Ernest Cook

Rank:                         Private

Service No:                CH/9181

Date of Death:           06/02/1915

Age:                           37

Regiment/Service:     Royal Marine Light Infantry

Cemetery                    Sheerness Cemetery, Isle of Sheppey, Kent.

 

Ernest was born on 12th December 1877 in Derby. His parents were William Henry Cook (1840-1916), a soldier, and Margaret Davis (1851-1894). Ernest had nine siblings: Annie (b.1869), William George (1870–1884), Marion (b.1873), Rose Adelaide (1875-1934), Edith Kate (1879–1882), Alice Maud (b.1882), William (b.1884), Katharine Lilian (b.1887) and John Clifford (1891–1970).

At the time of the 1881 Census, the family were living in Kirkby-in-Ashfield, Nottinghamshire. William's occupation is listed as, ‘fireman and brazier’. The entry also states that Annie had been born in India, from which it would seem that he had previously served in the army. From 1884 onwards, the family lived in Islington, London.

At the time of the 1891 Census, Ernest, aged 13, was living with the family of a hairdresser at 21 York Road in the parish of St Pancras, Euston, London and employed as a hairdresser's assistant.

Ernest enlisted in the Navy on 19th August 1896. He served in the Royal Marine Light Infantry. At the time of the 1901 Census, he was based at Malta as a member of the crew of HMS Renown, a pre-dreadnought battleship of the Centurion class.

On 28th May 1906, Ernest married Edith Blanche Neve (1881-1910) at St James the Less, Bethnal Green, London. The marriage register lists their address as 210, Old Ford Road, Bethnal Green and Ernest’s occupation as ‘mariner’.

At the time of the 1911 Census, he was based in China and the East Indies as one of 63 Royal Marine Light Infantry who were on board HMS Berwick, one of ten armoured cruisers of the Monmouth Class. His marital status is recorded as ‘widower’. Sometime between April 1911 and the outbreak of war in 1914 he retired from the service as subsequent naval records indicate he was in receipt of a naval pension.

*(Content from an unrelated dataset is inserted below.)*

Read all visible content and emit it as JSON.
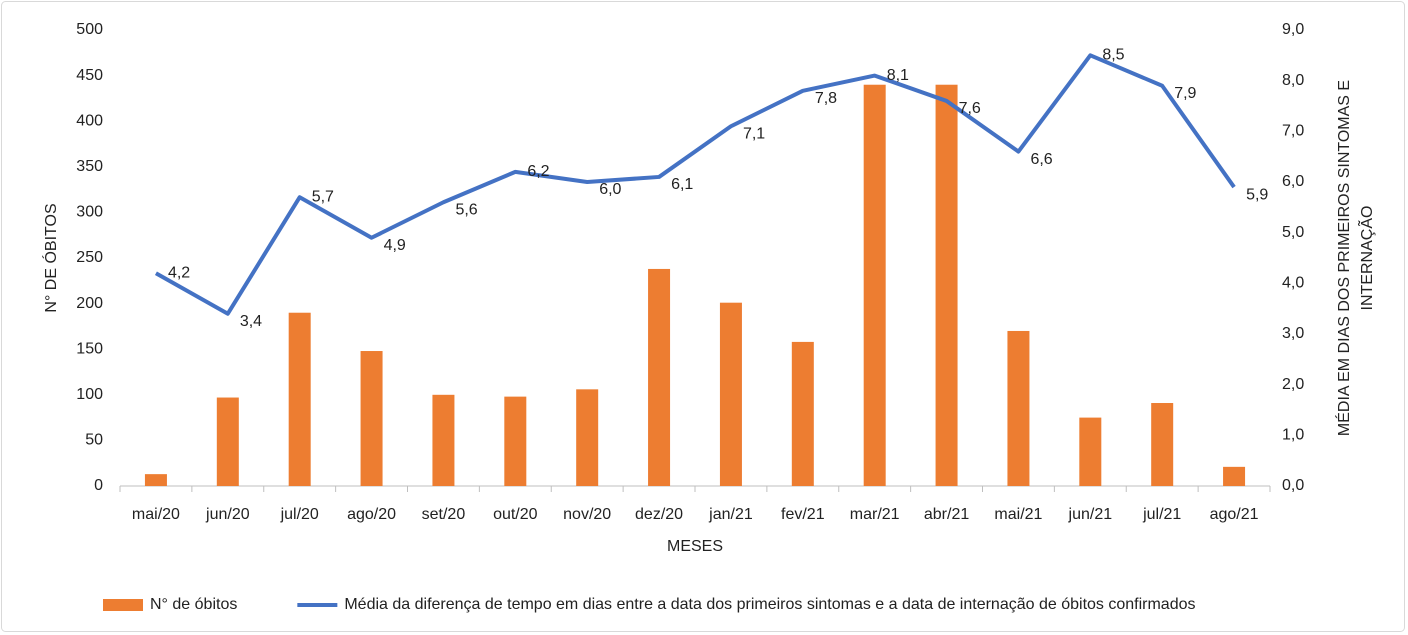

At the time of his death, H.M.S. Wildfire was a shore establishment at Sheerness. It would appear that Ernest was killed through being knocked down in Sheerness Dockyard by an engine engaged in shunting.

The March 1915 edition of the St Luke’s Finchley Monthly Magazine notes his death, saying that he was ‘killed by accident in Sheerness dockyard. He was called out with the reservists in August and lived with a married sister in 9, Lichfield Grove’. His estate was worth just £48, which he left to his sister, Mrs Rose Adelaide Munday, who was married to a police constable.